Chursinoff, who lives in Castlegar, said he grew up hearing stories of kids who had been taken from their families.

“It casts a cloud over the community, whether my parents or people that I knew directly were sent into that school or not, we all look at it as (if) we're all one family,” he said.

Hlookoff said she wasn’t aware of the level of trauma caused by what happened until she wrote a book about her experiences.

"(There's been) alcoholism, marriage breakups, (people) unable to parent basically because while we were there, we never even had a hug," she said.

"And we certainly couldn't hug our parents because we saw them through a chain-link fence."
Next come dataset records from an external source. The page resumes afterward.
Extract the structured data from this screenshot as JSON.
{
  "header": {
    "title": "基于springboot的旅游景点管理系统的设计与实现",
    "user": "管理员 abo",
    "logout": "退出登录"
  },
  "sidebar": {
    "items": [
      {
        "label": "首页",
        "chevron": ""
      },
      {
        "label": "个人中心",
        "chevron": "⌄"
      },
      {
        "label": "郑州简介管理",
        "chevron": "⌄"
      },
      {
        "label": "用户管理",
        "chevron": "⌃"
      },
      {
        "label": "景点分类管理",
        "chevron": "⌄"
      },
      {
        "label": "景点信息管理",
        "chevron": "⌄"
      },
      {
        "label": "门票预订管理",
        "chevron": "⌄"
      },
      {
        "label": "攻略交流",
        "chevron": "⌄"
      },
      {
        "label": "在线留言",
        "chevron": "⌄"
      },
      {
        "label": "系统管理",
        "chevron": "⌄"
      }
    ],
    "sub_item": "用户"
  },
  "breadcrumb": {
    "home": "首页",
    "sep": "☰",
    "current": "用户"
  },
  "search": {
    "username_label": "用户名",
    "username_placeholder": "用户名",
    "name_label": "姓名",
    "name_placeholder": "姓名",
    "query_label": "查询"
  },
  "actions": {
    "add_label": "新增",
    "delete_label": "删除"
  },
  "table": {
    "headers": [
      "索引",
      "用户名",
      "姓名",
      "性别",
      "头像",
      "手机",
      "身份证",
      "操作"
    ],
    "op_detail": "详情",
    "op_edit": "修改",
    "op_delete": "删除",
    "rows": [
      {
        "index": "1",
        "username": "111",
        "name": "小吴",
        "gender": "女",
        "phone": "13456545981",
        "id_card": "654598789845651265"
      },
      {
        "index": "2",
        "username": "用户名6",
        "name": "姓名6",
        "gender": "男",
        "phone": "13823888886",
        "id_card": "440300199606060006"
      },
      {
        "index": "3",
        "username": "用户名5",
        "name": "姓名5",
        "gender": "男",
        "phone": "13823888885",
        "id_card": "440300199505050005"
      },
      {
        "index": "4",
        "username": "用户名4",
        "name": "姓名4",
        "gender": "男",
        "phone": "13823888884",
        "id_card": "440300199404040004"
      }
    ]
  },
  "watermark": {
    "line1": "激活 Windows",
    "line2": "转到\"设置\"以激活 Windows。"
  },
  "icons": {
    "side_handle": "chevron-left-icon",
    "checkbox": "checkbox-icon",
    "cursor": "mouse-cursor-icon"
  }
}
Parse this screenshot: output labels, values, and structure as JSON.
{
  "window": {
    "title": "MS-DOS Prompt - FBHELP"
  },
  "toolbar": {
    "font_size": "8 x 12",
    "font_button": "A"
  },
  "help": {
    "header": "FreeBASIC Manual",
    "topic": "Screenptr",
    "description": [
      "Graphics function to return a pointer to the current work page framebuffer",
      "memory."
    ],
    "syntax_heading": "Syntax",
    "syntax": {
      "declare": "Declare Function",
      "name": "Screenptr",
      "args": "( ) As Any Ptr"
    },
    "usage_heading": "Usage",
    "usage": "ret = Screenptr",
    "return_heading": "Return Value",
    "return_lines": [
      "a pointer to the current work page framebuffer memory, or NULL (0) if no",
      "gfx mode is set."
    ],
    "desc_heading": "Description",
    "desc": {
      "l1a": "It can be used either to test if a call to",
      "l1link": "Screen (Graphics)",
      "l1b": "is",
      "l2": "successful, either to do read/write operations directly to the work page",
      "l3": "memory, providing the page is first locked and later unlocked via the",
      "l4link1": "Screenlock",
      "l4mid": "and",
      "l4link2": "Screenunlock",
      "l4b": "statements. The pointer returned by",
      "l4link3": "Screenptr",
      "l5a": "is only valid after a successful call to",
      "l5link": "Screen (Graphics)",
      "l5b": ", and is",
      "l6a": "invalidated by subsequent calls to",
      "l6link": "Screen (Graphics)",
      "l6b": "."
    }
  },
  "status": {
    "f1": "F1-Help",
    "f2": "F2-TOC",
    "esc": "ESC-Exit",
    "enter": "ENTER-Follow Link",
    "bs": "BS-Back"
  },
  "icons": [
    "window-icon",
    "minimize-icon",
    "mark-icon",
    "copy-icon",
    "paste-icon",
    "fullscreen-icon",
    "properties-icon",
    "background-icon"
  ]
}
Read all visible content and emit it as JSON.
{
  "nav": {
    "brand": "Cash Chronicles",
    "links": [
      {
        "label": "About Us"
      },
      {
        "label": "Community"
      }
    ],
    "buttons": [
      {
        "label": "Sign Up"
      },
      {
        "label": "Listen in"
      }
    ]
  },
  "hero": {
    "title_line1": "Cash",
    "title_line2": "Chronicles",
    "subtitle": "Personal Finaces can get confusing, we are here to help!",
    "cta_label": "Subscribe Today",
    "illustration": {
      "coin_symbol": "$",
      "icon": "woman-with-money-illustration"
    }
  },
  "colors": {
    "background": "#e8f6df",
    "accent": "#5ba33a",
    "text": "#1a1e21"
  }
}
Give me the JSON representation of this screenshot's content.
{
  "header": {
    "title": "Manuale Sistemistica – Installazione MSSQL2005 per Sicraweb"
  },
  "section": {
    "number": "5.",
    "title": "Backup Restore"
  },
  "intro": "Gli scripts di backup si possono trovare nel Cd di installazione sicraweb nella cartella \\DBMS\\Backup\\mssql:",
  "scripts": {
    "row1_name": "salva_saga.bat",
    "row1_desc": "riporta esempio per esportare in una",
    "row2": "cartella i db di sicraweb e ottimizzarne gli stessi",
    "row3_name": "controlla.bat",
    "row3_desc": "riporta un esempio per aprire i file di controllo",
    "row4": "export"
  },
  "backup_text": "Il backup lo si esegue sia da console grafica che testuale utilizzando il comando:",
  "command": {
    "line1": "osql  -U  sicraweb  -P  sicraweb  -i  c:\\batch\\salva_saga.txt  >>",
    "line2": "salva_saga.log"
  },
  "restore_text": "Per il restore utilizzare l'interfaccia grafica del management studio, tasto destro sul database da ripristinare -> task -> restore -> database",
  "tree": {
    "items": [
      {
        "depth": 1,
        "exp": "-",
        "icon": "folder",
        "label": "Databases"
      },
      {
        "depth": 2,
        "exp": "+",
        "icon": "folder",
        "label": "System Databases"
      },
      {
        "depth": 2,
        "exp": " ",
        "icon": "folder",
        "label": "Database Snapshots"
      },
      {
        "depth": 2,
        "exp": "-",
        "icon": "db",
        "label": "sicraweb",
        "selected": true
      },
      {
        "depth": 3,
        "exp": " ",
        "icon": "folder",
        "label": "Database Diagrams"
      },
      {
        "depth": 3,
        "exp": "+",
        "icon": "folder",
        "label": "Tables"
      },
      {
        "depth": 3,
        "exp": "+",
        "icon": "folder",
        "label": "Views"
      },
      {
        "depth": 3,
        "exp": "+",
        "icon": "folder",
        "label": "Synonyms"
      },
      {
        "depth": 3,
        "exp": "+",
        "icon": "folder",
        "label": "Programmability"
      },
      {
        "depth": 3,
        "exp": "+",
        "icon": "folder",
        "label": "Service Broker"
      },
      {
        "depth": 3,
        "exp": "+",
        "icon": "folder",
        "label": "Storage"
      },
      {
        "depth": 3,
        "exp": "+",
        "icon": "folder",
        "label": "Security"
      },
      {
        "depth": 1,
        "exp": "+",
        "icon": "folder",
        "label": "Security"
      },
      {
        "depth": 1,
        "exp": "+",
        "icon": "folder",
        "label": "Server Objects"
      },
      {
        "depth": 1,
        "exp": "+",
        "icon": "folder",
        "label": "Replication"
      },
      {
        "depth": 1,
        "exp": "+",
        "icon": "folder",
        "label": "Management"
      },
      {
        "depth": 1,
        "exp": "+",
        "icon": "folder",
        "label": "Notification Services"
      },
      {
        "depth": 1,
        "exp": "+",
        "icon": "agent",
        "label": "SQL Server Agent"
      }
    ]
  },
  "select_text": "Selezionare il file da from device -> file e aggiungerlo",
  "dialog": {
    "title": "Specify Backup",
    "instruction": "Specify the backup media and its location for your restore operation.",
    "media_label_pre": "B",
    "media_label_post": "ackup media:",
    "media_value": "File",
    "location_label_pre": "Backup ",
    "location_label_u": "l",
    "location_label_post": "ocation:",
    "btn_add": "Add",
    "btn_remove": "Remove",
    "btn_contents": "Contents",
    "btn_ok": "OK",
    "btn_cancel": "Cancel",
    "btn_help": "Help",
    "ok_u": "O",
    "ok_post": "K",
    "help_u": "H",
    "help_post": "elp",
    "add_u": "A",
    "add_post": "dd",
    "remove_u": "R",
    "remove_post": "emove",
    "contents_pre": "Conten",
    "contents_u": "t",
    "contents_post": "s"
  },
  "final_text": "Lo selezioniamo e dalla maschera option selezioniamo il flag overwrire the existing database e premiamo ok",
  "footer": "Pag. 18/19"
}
Sharma said the $10-million "compensation package" includes money to preserve and promote the community's cultural heritage and historic sites, support educational and cultural programs, conduct research and expand access to mental health services.

She said $3.75 million of the package is for a specific health and wellness fund that individual survivors will be able to apply to. 

"This apology and these initiatives are predicated on the hope that those impacted by these injustices are able to access the support they need to heal, and to ensure that such violations of human rights are prevented from happening ever again in this province," Sharma told the group, according to the transcript.

In a separate statement, Premier David Eby said Thursday the province forcibly removed children, leaving parents to visit them through fences.

"Courts would not let this happen today, and it should not have happened then," Eby said.

"There is no more sacred a relationship than parent and child, and that relationship was broken for a whole community, resulting in harms that have echoed for generations. Today, we acknowledge the pain experienced by Sons of Freedom Doukhobor children and families."

Sharma is scheduled to make the apology again at an event in Grand Forks, B.C., on Friday and Eby will also deliver the apology in the legislature on Feb. 27.